Yesterday, in my Wednesday Evening Adult Writers Circle, I used the first line from Ray Bradbury’s Fahrenheit 451 as a tribute to the now late, always great science fiction author. Anna Cunningham wrote such a moving piece to the prompt (in 15 minutes, no less), that we asked her if we could publish it on the TWC blog. We’re delighted she agreed. – Michelle Cameron
“It was a pleasure to burn,” he wrote, I know, although I didn’t read that one. He’s been on my mind lately. Not too long ago I took out his biography from the Hillsborough Library. And Dandelion Wine. He said that he’d hedged his bets, writing short stories instead of novels. I rented Moby Dick on Netflix in March because he’d written the screenplay. It turned out to be nearly unwatchable.

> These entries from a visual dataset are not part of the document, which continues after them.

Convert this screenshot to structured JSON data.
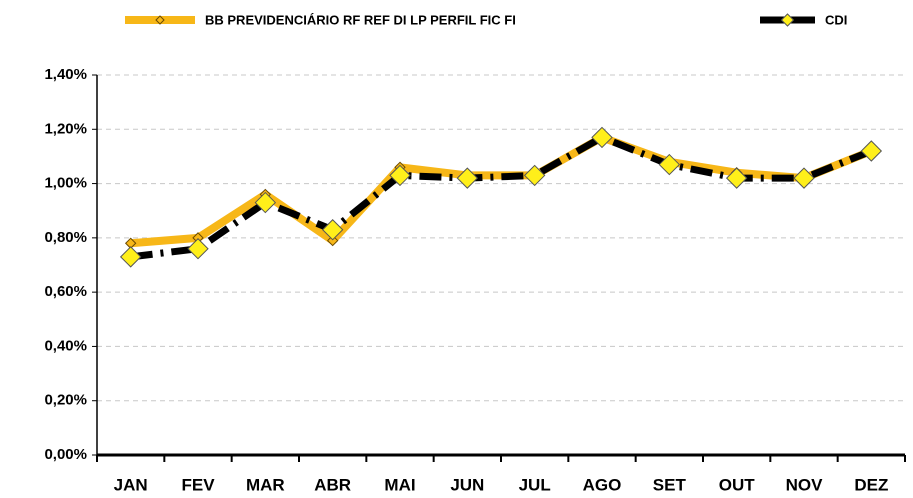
{
  "chart_data": {
    "type": "line",
    "categories": [
      "JAN",
      "FEV",
      "MAR",
      "ABR",
      "MAI",
      "JUN",
      "JUL",
      "AGO",
      "SET",
      "OUT",
      "NOV",
      "DEZ"
    ],
    "series": [
      {
        "name": "BB PREVIDENCIÁRIO RF REF DI LP PERFIL FIC FI",
        "color": "#f7b718",
        "values": [
          0.78,
          0.8,
          0.96,
          0.79,
          1.06,
          1.03,
          1.03,
          1.17,
          1.08,
          1.04,
          1.02,
          1.12
        ]
      },
      {
        "name": "CDI",
        "color": "#000000",
        "values": [
          0.73,
          0.76,
          0.93,
          0.83,
          1.03,
          1.02,
          1.03,
          1.17,
          1.07,
          1.02,
          1.02,
          1.12
        ]
      }
    ],
    "ylim": [
      0,
      1.4
    ],
    "yticks": [
      {
        "value": 0,
        "label": "0,00%"
      },
      {
        "value": 0.2,
        "label": "0,20%"
      },
      {
        "value": 0.4,
        "label": "0,40%"
      },
      {
        "value": 0.6,
        "label": "0,60%"
      },
      {
        "value": 0.8,
        "label": "0,80%"
      },
      {
        "value": 1.0,
        "label": "1,00%"
      },
      {
        "value": 1.2,
        "label": "1,20%"
      },
      {
        "value": 1.4,
        "label": "1,40%"
      }
    ],
    "grid": true,
    "legend": "top"
  }
}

But there are writers whose work forms you and he was one of them. I Sing The Body Electric seemed to have fallen from the sky into my 11 year-old hands. “The stars, one by one, were going out.” Some lines you can’t forget.
I copied out his breakthrough short story, “The Lake,” in January. I was going to do what he did, a short story every week. “Throw it up in the morning, clean it up in the afternoon,” he said.
When we moved to South Pasadena, up by the library, was an adobe building with a large banner on it, proclaiming that Fahrenheit 451 would be performed there that weekend. In the five years we were there, that banner never came down. He loved theater and apparently endowed this particular little group with his works. We never went in. It seemed like one of those places where you’d be the only two patrons.
I loved his stories, but reading his biography was probably not a great idea. He became too human. The biographer was not a great writer, or very tactful, and included his affairs and bad behavior and strange family life. The writing is the thing.
He lived to be 91, in a wheelchair, diabetic, blind – all that ice cream he liked to eat in the closet hadn’t done him any favors. But he did me several.